LA BASE ITALIA, DA VICENZA A SIGONELLA

Il progettato raddoppio della base Usa di Vicenza rientra in un quadro che va ben al di là dell’ambito locale: il Pentagono sta infatti ridislocando truppe e basi dall’Europa centrale e settentrionale a quella meridionale e orientale, per proiettare più rapidamente ed efficacemente le proprie forze sia in Medio Oriente e Africa, che in Asia centrale. In questo riorientamento strategico, i comandi e le basi Usa in Italia svolgono un ruolo chiave. Ciò comporta il potenziamento dell’intero sistema militare statunitense nel nostro paese.

La 173a brigata aviotrasportata, di stanza a Vicenza, è stata trasformata in una «unità modulare»: la Squadra di combattimento, formata attualmente da sei battaglioni, cui in futuro se ne aggiungeranno altri. Essa è infatti «l’unica unità aviotrasportata e forza di risposta rapida» del Comando europeo degli Stati uniti, la cui missione è «promuovere gli interessi statunitensi in Europa, Africa e Medio Oriente», in un’area di 55 milioni di km2, comprendente 90 paesi. La Squadra di combattimento, acquartierata a Vicenza, è una delle maggiori unità che effettuano la rotazione di truppe in Iraq e Afghanistan. Contemporaneamente, inviando truppe anche nelle basi Usa in Romania e Bulgaria, partecipa ai preparativi di guerra contro l’Iran.

Il comando Setaf da cui dipende la Squadra di combattimento, il cui quartier generale è anch’esso a Vicenza, è stato trasformato da comando di appoggio logistico in comando di teatro, con il compito di ricevere e preparare al combattimento le forze che arrivano da basi esterne per essere proiettate dal territorio italiano nei vari teatri bellici. Gli armamenti di cui hanno bisogno sono già «preposizionati» in Italia. Ad Aviano vi sono quelli delle forze aeree, comprese almeno 50 bombe nucleari tattiche B-61 con una potenza, ciascuna, equivalente a 13 bombe di Hiroshima. Sono tenute in speciali hangar insieme ai caccia F-15 e F-16 pronti per l’attacco nucleare. A Ghedi (Brescia) ve ne sono almeno altre 40, il cui uso è consentito (naturalmente sotto comando Usa) anche all’aeronautica italiana, violando così il Trattato di non proliferazione nucleare. A Camp Darby, tra Pisa e Livorno, si trova un’enorme quantità di armamenti per le forze terrestri: è l’unico sito dell’esercito Usa in cui il materiale preposizionato (carri armati M1, Bradleys, Humvees, etc.) è collocato insieme alle munizioni, comprese quelle a uranio impoverito e al fosforo usate in Iraq. A Sigonella (Catania), presso la base aeronavale statunitense, si trova il Fleet and industrial supply center (Fisc), uno dei due soli centri di rifornimento della marina fuori dal territorio statunitense. Non è escluso che anche a Camp Darby e a Sigonella vi siano armi nucleari.
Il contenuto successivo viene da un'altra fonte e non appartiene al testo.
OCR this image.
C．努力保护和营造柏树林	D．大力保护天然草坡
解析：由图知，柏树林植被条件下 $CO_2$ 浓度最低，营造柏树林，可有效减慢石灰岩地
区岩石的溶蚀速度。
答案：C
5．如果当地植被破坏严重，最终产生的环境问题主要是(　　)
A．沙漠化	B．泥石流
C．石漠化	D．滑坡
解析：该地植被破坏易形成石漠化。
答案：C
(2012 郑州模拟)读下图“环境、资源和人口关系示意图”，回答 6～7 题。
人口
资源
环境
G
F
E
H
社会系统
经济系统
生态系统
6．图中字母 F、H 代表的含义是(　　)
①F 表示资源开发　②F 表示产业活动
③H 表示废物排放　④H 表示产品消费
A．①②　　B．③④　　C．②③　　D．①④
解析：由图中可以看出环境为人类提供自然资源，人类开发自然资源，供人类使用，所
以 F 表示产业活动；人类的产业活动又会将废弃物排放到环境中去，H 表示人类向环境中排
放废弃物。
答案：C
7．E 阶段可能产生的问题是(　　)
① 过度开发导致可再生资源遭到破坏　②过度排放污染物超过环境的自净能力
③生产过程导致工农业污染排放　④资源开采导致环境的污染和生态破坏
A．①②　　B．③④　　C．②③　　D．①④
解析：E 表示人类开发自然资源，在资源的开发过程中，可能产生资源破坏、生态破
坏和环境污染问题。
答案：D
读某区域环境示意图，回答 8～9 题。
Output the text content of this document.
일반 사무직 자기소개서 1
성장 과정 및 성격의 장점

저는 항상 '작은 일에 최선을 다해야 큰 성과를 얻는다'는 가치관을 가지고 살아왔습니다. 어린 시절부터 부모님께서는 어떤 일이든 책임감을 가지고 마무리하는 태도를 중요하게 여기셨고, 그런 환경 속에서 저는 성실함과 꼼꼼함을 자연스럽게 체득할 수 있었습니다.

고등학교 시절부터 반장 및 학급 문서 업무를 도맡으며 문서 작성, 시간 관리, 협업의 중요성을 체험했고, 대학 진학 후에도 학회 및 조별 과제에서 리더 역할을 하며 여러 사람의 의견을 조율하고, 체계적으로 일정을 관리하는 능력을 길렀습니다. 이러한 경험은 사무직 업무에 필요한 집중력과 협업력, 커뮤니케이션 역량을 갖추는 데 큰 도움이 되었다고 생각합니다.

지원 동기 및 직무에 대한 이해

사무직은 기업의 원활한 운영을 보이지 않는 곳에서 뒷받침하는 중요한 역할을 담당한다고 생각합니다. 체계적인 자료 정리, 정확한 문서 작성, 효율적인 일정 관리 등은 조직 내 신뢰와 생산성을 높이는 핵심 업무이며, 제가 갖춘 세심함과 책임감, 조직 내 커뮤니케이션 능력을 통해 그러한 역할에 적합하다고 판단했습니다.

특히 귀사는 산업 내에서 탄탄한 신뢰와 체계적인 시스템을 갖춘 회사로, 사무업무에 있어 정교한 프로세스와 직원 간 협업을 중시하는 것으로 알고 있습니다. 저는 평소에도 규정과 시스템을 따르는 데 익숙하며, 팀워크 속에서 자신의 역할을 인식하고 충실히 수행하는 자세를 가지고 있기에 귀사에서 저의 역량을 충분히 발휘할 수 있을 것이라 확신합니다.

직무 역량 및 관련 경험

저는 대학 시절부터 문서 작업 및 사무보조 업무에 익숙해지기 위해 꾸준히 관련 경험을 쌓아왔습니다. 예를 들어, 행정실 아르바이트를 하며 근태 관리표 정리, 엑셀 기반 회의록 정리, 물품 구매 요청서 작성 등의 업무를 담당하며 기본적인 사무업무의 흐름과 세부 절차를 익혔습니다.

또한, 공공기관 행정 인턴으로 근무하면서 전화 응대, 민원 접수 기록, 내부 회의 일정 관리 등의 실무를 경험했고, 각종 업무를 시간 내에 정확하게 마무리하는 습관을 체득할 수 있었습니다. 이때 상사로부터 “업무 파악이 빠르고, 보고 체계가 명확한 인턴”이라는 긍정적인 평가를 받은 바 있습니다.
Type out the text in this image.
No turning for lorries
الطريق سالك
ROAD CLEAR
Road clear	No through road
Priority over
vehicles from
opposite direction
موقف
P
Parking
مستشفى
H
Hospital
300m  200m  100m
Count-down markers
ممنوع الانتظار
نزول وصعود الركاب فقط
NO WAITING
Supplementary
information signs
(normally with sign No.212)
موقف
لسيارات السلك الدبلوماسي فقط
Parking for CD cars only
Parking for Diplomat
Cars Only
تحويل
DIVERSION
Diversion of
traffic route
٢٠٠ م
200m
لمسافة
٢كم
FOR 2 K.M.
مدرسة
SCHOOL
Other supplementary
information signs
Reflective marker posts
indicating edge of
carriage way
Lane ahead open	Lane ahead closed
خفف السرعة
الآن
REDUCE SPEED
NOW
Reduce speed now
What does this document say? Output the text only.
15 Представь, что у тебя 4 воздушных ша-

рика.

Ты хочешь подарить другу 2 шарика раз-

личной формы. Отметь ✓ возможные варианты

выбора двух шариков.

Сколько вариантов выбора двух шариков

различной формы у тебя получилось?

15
A Napoli si trova il quartier generale delle forze navali Usa in Europa (che prima era a Londra), comandato da un ammiraglio il quale allo stesso tempo è a capo del Joint Force Command della Nato, situato anch’esso a Napoli. Da esso dipende la Sesta flotta dislocata a Gaeta, cui si è appena unito un gruppo navale da attacco composto di 7 navi da guerra, con a bordo 6mila marines, guidato dalla nave da assalto anfibio Uss Bataan. Il 30 gennaio, il gruppo navale da attacco ha attraversato il canale di Suez per condurre «operazioni di sicurezza marittima» nel Golfo e nell’Oceano Indiano, restando però collegato al comando Usa di Napoli e alle basi in Italia, soprattutto Sigonella.

Oltre che delle basi statunitensi, il Pentagono dispone in Italia di quelle della Nato, la cui catena di comando fa capo al Pentagono: «Comandante supremo alleato in Europa» è infatti, per una sorta di diritto ereditario, sempre un generale Usa nominato dal presidente degli Stati uniti. Vi sono, inoltre, in territorio italiano strutture militari statunitensi segrete, come il centro di comando e spionaggio del Pentagono C4I (comando, controllo, comunicazioni, computer e intelligence), l’unico nell’area mediterranea, che collega la base di Taranto al Centro della marina Usa per la «interoperabilità dei sistemi tattici» situato a San Diego in California.

Così l’Italia, secondo il presidente del consiglio Romano Prodi, effettua «un percorso verso la pace, un percorso per spegnere, uno ad uno, i troppi focolai di guerra che negli ultimi anni sono andati moltiplicandosi».